Wednesday, August 05, 2020

Learning Python Part 2: Distracted by a Turtle

I cracked a book and found out that Python supports turtle graphics. I love drawing pictures with graphics. I have since I was in university. So today I played around with the Python turtle a bit.

Mostly I played with a few of the usual turtle methods and wrapping drawing code inside loops. I had some fun but didn’t learn a lot. I’m not sure that was the most productive use of my time.
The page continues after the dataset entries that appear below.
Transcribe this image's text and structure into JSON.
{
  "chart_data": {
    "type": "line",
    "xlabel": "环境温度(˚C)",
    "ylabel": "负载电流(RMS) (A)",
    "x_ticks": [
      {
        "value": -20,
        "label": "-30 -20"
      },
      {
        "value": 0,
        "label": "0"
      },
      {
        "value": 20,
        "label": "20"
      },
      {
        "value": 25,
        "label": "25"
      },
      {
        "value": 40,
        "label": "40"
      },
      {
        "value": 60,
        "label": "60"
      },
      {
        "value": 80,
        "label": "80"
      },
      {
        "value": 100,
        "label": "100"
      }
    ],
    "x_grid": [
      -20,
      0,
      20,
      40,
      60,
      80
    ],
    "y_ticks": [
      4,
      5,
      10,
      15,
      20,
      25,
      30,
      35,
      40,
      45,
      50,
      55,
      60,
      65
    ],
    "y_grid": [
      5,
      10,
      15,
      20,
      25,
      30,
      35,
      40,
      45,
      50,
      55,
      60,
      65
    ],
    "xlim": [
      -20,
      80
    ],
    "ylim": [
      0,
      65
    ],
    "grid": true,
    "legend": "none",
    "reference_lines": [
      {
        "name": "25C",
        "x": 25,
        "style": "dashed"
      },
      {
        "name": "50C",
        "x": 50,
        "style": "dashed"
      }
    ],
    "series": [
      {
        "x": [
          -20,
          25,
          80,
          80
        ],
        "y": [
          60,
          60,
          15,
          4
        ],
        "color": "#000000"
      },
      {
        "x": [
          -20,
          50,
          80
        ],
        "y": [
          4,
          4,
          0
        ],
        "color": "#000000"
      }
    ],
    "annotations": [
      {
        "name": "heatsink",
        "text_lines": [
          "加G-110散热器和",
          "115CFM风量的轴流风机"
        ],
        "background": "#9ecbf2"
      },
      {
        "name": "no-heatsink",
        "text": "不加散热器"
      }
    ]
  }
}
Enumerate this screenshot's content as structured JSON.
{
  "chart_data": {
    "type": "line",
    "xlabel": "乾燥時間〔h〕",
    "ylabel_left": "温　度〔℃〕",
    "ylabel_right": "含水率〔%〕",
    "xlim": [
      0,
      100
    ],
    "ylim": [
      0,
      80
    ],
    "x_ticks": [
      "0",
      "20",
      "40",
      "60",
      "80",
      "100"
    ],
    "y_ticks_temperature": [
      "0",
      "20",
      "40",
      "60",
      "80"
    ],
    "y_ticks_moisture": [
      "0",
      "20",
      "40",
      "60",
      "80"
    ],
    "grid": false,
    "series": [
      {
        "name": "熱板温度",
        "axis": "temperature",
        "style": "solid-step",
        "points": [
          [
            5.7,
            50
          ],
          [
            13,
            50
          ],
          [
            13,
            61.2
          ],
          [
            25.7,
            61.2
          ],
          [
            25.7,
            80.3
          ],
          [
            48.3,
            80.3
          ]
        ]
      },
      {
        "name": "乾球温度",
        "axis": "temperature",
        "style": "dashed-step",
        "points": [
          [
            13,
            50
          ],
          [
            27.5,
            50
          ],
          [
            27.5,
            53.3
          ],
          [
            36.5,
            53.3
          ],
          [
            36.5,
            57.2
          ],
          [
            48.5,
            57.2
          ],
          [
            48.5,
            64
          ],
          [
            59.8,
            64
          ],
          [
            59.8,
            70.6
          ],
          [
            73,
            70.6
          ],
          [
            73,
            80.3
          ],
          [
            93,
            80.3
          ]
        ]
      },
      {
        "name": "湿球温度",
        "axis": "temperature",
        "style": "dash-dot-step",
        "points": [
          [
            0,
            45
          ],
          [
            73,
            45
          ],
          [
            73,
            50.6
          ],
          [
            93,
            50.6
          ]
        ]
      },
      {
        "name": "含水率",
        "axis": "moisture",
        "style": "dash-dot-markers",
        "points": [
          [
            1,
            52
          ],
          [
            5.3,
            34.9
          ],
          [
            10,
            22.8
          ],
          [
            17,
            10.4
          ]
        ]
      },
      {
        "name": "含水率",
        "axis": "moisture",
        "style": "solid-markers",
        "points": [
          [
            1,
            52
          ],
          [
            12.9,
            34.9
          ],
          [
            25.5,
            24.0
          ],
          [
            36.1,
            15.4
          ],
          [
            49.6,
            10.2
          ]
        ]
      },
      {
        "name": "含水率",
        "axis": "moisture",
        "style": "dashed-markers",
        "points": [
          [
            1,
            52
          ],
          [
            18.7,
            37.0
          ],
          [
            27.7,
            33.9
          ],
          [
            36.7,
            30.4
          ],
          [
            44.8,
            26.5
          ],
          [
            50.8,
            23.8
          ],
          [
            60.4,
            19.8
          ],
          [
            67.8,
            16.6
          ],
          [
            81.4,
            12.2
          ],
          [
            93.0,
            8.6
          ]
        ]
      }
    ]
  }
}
It did suggest that using graphics with Python is potentially a way to make learning Python more interesting. I have Mark Guzdial’s book on Media Computation around here somewhere. I’m going to dig it out and see if it the libraries for it will work in my environment.  I want to do more than draw lines.


Bryn Jeffries said...

We use Turtle for several introductory exercises in the National Computer Science School Challenge ( attended by thousands of school children in Australia and beyond. In conjunction with Blockly, it provides beginner students with a very visual introduction to the flow of a computer program.

Auro said...

I teach Python to kids as young as 9 years old with graphics, and I actually don't use Turtle until we get to loops.
I really enjoy working with Processing to do graphics (with Python) and have also played around with Pygame. I recommend using Mu IDE for Pygame because it is seamless to use Pygame and Pygame Zero.

Richard White said...

+1 for Processing. I use it in both my Python and Java courses just as soon as we hit nested loops, and students love it, whether it's a Game of Life, photo processing, or building an interactive game.

I used to use PyGame, but installation challenges got in the way. After switching over to Processing, we haven't looked back.